Le Mariage pour tous, MeToo, Black Lives Matter, ont mis en perspective le conservatisme qui perdure dans le monde du football et les avancées sociétales qui tendent vers plus de tolérance.
Ici, c’est le regard du vestiaire qui est ausculté avec précision. D’une célébration de victoire, bras dessus, bras dessous, torses nus, muscles saillants, au rythme des « pédés » et autres « tapins » du titre DA de PNL, les joueurs passent à l’état de sidération en apprenant qu’un de leurs coéquipiers, leur ami, leur frérot, est homosexuel. « Je pensais que ça n’arrivait qu’aux autres, enfin pas chez nous, quoi », avoue Keon, le frère de Makaio, longtemps dans son ombre. Rapidement, les « pédé », « tarlouze », « fiotte », « pédale », « tafiole » ou « diva » fusent, presque comme des ponctuations.
Les gradins pleins du théâtre Jean Vilar de Suresnes s’interrogent, doivent-ils rire de la bêtise des joueurs, homophobes sans vraiment s’en rendre compte, au risque de tomber dans la complaisance, ou se montrer offusqués à chaque insulte lancée ? « On a mené un travail de collecte de parole, des joueurs pros et amateurs, quelques joueuses, des supporters, des arbitres, des coachs, des journalistes, pendant un an et demi. On leur a demandé quelles étaient les insultes proférées. Elles n’ont l’air de rien, pour certains, elles sont vraiment investies d’homophobie, pour d’autres, c’est une espèce d’homophobie ordinaire, voire juste une façon de parler », remet Mona El Yafi pour expliquer que ces mots ont tous déjà été prononcés sur et aux abords des terrains, dans les vestiaires et, bien sûr, dans les tribunes. « On dirait une frappe de femme enceinte » et « je préfère un homo viril qu’un hétéro effeminé » sont les phrases qui ont le plus marqué la dramaturge et son ami, metteur en scène de cette pièce, Ayouba Ali.
Enseigner et choquer
Avant d’assister à la dernière représentation de la saison, les deux se posent autour d’une table pour dresser le bilan de 30 ans de « légères avancées » et de « grands reculs » de la lutte contre l’homophobie dans le monde du ballon rond. Ils n’en sont pas issus, l’autrice a même dû faire face à sa répulsion née pendant ses années scolaires où elle côtoyait les jeunes du centre de formation de Martigues. Cet œil neuf, « presque sociologique », lui permet de n’éluder aucun problème, de ne pas s’accommoder des insultes homophobes scandées en tribunes. Les spectateurs venus se masser dans les gradins avec quelques minutes d’avance ont d’ailleurs pu entendre une playlist de chants entonnés dans tous les stades de France, allant du « Il faut tuer ces pédés de Parisiens » cher aux Marseillais, au « Les Stéphanois, c’est des pédés, des fils de pute, des enculés » dont ne se privent jamais les Lyonnais.

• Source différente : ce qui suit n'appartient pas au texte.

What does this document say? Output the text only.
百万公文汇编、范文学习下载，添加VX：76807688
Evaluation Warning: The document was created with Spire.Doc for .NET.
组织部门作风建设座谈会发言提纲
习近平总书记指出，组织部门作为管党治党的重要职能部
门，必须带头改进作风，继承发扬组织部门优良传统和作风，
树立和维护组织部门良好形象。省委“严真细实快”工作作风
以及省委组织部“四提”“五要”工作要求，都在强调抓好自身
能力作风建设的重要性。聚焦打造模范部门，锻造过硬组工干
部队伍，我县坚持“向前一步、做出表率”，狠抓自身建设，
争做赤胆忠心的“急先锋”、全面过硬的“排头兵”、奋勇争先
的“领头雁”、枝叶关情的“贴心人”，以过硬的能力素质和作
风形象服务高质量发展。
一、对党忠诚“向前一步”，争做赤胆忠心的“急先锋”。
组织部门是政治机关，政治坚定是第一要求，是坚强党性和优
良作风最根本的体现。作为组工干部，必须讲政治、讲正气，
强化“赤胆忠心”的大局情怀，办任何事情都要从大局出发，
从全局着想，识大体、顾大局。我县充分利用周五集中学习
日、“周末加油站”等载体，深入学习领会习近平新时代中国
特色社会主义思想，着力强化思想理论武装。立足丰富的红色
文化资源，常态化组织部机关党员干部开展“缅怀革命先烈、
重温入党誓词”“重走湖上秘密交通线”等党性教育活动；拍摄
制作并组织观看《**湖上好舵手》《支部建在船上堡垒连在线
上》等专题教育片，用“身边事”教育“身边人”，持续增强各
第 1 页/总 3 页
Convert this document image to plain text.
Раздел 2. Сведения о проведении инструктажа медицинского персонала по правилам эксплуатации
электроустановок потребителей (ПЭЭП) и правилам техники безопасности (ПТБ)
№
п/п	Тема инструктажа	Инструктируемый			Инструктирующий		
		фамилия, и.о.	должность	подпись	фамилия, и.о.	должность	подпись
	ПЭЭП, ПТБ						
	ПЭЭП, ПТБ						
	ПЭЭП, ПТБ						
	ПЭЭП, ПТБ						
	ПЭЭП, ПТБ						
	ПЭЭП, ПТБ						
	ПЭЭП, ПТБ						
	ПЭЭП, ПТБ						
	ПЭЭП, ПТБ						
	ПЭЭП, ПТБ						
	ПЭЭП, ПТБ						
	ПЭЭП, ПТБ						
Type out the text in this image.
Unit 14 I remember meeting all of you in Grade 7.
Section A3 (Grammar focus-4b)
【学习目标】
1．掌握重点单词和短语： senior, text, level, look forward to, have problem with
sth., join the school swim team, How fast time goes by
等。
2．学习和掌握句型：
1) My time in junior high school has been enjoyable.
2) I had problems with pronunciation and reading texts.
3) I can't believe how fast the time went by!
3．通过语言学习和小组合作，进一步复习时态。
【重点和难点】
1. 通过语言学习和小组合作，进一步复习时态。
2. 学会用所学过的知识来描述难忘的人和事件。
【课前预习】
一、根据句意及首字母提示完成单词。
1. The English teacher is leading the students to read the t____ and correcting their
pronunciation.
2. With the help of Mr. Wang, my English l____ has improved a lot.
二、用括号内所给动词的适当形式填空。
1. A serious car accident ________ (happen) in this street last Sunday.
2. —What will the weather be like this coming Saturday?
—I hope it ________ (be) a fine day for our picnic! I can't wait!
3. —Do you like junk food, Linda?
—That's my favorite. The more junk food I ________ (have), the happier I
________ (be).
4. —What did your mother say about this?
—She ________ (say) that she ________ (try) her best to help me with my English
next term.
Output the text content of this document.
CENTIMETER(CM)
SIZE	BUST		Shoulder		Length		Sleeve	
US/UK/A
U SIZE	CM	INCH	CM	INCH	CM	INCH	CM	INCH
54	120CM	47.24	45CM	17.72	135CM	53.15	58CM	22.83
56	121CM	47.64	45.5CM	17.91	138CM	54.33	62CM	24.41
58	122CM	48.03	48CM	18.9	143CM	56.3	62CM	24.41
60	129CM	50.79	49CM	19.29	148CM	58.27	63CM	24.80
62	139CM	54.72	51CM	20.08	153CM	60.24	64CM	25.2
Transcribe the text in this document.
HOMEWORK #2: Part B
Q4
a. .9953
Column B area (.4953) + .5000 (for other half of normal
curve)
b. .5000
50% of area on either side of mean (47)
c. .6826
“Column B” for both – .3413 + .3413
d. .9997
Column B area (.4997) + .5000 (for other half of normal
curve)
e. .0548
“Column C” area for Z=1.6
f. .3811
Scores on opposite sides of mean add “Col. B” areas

La volonté d’apprendre à un public pas forcément renseigné sur la question était à la base du projet. Après tout, peu de fans invétérés de football connaissent Justin Fashanu. Ayouba Ali n’avait d’ailleurs jamais entendu son nom avant 2014 : « J’ai découvert cette figure. Il n’y a pas eu de coming out entre 1990 et 2021 dans le foot, ça a été le terreau pour écrire. Entretemps, dans notre histoire de compagnie, il y a eu le Mariage pour tous, MeToo, Black Lives Matter, qui ont mis en perspective le conservatisme qui perdure dans le monde du football et les avancées sociétales qui tendent vers plus de tolérance. Enfin, jusqu’à un certain point, en ce moment, on se pose des questions… » Depuis le début de l’écriture, Josh Cavallo, Jakub Jankto et Jake Daniels ont révélé leur homosexualité et font donc face à des torrents d’insultes et un rejet de ce milieu si viriliste. Des jeunes venus au théâtre, ce mardi soir après leurs cours, ont justement pu en apprendre un peu plus sur le sujet, après avoir d’abord fait mine d’entendre des insultes homophobes pour la première fois ou d’être choqués en voyant des hommes se caresser sur scène. Une session d’échange avec Julien Pontes, porte-parole du collectif Rouge direct, après la pièce, a également permis à tous les spectateurs de se rendre compte que le chemin vers l’acceptation totale était encore long et semé d’embûches.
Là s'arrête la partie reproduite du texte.